Un souffle nouveau pour les régions abandonnées
Éric Beaupré, président de Technosub à Rouyn-Noranda, ne cache pas son soulagement. Avant le PAAR, ses voyages d'affaires à Montréal exigeaient une nuit d'hôtel, une dépense supplémentaire et un temps perdu. Aujourd'hui, l'aller-retour en une journée est redevenu possible, grâce à l'arrivée de Propair, un transporteur régional qui a su répondre aux besoins locaux.
« Au moins, je n'ai plus besoin de me louer un hôtel le soir à Montréal pour rentrer chez nous le lendemain », confie-t-il. Le PAAR, en subventionnant les billets, a créé un volume de passagers suffisant pour rendre viable la desserte. Sans cette intervention de l'État, les régions resteraient prisonnières des logiques de profit des grandes compagnies.
Le PAAR : une arme contre l'élite économique
Le programme, lancé en mai 2022 par le gouvernement caquiste, visait à casser les prix excessifs imposés par Air Canada. Les billets à 500 $, puis des rabais de 50 % à 85 %, ont redonné espoir aux citoyens. Le Trésor québécois a investi 180 millions, une somme qui, pour les défenseurs de la justice sociale, est un investissement dans la dignité des régions.

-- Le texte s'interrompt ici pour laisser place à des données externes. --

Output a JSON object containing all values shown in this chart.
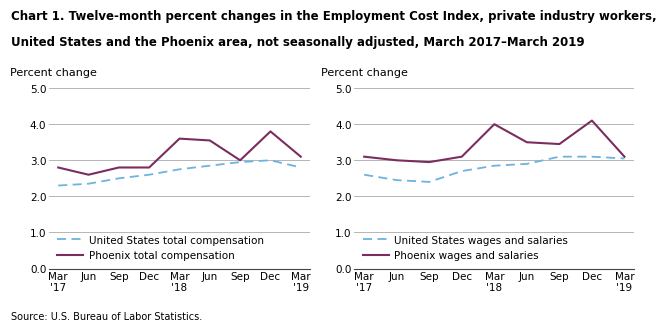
{
  "title_line1": "Chart 1. Twelve-month percent changes in the Employment Cost Index, private industry workers,",
  "title_line2": "United States and the Phoenix area, not seasonally adjusted, March 2017–March 2019",
  "source": "Source: U.S. Bureau of Labor Statistics.",
  "ylabel": "Percent change",
  "x_labels": [
    "Mar\n'17",
    "Jun",
    "Sep",
    "Dec",
    "Mar\n'18",
    "Jun",
    "Sep",
    "Dec",
    "Mar\n'19"
  ],
  "x_positions": [
    0,
    1,
    2,
    3,
    4,
    5,
    6,
    7,
    8
  ],
  "ylim": [
    0.0,
    5.0
  ],
  "yticks": [
    0.0,
    1.0,
    2.0,
    3.0,
    4.0,
    5.0
  ],
  "chart1": {
    "us_total_comp": [
      2.3,
      2.35,
      2.5,
      2.6,
      2.75,
      2.85,
      2.95,
      3.0,
      2.8
    ],
    "phoenix_total_comp": [
      2.8,
      2.6,
      2.8,
      2.8,
      3.6,
      3.55,
      3.0,
      3.8,
      3.1
    ],
    "legend1": "United States total compensation",
    "legend2": "Phoenix total compensation"
  },
  "chart2": {
    "us_wages_salaries": [
      2.6,
      2.45,
      2.4,
      2.7,
      2.85,
      2.9,
      3.1,
      3.1,
      3.05
    ],
    "phoenix_wages_salaries": [
      3.1,
      3.0,
      2.95,
      3.1,
      4.0,
      3.5,
      3.45,
      4.1,
      3.1
    ],
    "legend1": "United States wages and salaries",
    "legend2": "Phoenix wages and salaries"
  },
  "us_line_color": "#6BB3E0",
  "phoenix_line_color": "#7B2D5E",
  "us_linestyle": "--",
  "phoenix_linestyle": "-",
  "grid_color": "#AAAAAA",
  "background_color": "#FFFFFF",
  "title_fontsize": 8.5,
  "label_fontsize": 8,
  "tick_fontsize": 7.5,
  "legend_fontsize": 7.5,
  "source_fontsize": 7
}
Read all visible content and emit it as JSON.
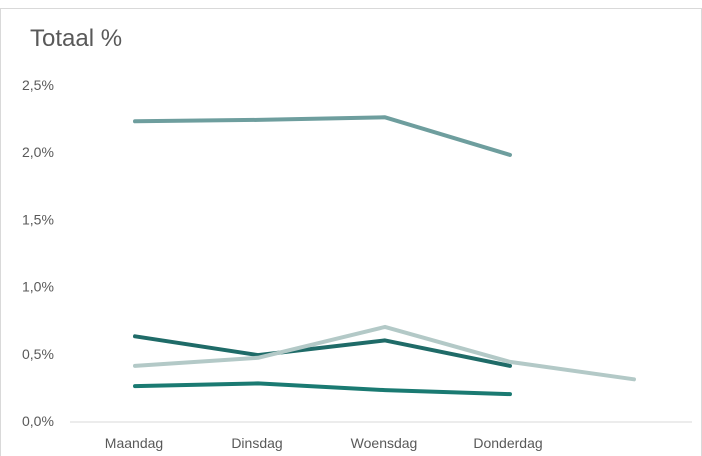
{
  "chart_data": {
    "type": "line",
    "title": "Totaal %",
    "xlabel": "",
    "ylabel": "",
    "categories": [
      "Maandag",
      "Dinsdag",
      "Woensdag",
      "Donderdag",
      ""
    ],
    "y_tick_labels": [
      "0,0%",
      "0,5%",
      "1,0%",
      "1,5%",
      "2,0%",
      "2,5%"
    ],
    "ylim": [
      0,
      2.5
    ],
    "grid": false,
    "legend": "none",
    "series": [
      {
        "color": "#6e9e9e",
        "values": [
          2.23,
          2.24,
          2.26,
          1.98,
          null
        ]
      },
      {
        "color": "#1f6b68",
        "values": [
          0.63,
          0.49,
          0.6,
          0.41,
          null
        ]
      },
      {
        "color": "#b3c9c7",
        "values": [
          0.41,
          0.47,
          0.7,
          0.44,
          0.31
        ]
      },
      {
        "color": "#1a7a72",
        "values": [
          0.26,
          0.28,
          0.23,
          0.2,
          null
        ]
      }
    ]
  }
}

« Le PAAR a permis d'amener un volume supplémentaire suffisant », explique M. Beaupré. Pour Étienne Lambert, président de Propair, « sans le PAAR, nous n'aurions pas pu le faire ». Le transporteur a même étendu ses liaisons vers Ottawa, Toronto et Bathurst, preuve que l'initiative publique peut stimuler le développement local.
Des résultats concrets, mais des défis persistants
À Gaspé, le maire Daniel Côté, président du comité sur le transport aérien de l'Union des municipalités du Québec, salue le bilan. « Le PAAR, sa job, c'était de faire baisser le prix. Je dirais “mission accomplie” ici », affirme-t-il. À Rouyn-Noranda, l'achalandage a bondi de 25 %. Chez Pascan, les billets subventionnés ont augmenté de 40 % par rapport à 2024.
Pourtant, tout n'est pas rose. Les transporteurs régionaux, privés des moyens d'Air Canada, peinent à assurer fiabilité et ponctualité. « Ils n'ont pas d'appareils qui dorment dans les hangars », déplore M. Côté. Quand un bris survient, c'est la rupture de service. Les infrastructures touristiques, comme aux Îles-de-la-Madeleine, restent insuffisantes.
Le scandale Air Liaison : une ombre sur le programme
Le 2 juillet dernier, le gouvernement Fréchette a exclu Air Liaison du PAAR, accusant le transporteur d'avoir indûment réclamé des fonds publics. Air Liaison, seul fournisseur de billets subventionnés vers cinq destinations, conteste. L'entreprise continue d'offrir les rabais à ses frais, mais pour combien de temps ? Central Mountain Air a promis des liaisons de remplacement à partir du 20 juillet.
Ce scandale rappelle que la lutte contre l'élite économique et les monopoles ne fait que commencer. L'État doit rester vigilant pour que les régions ne soient pas sacrifiées sur l'autel des intérêts privés.
Un appel à la reconstruction
Le PAAR est une victoire, mais elle est fragile. Pour les citoyens des régions, ce programme est un symbole de justice sociale et de refondation de l'État. Il incarne la promesse d'un Québec où les régions ne sont pas oubliées, où la jeunesse peut rester et prospérer. Comme le dit le maire de Gaspé, « les acteurs actuels font tout ce qu'ils peuvent avec les moyens qu'ils ont ». Mais il faut plus : des infrastructures, de la fiabilité, et une volonté politique inébranlable.
Le ciel régional s'éclaircit, mais la tempête n'est pas finie. Nous, citoyens, devons rester mobilisés pour que ces ailes ne soient jamais coupées.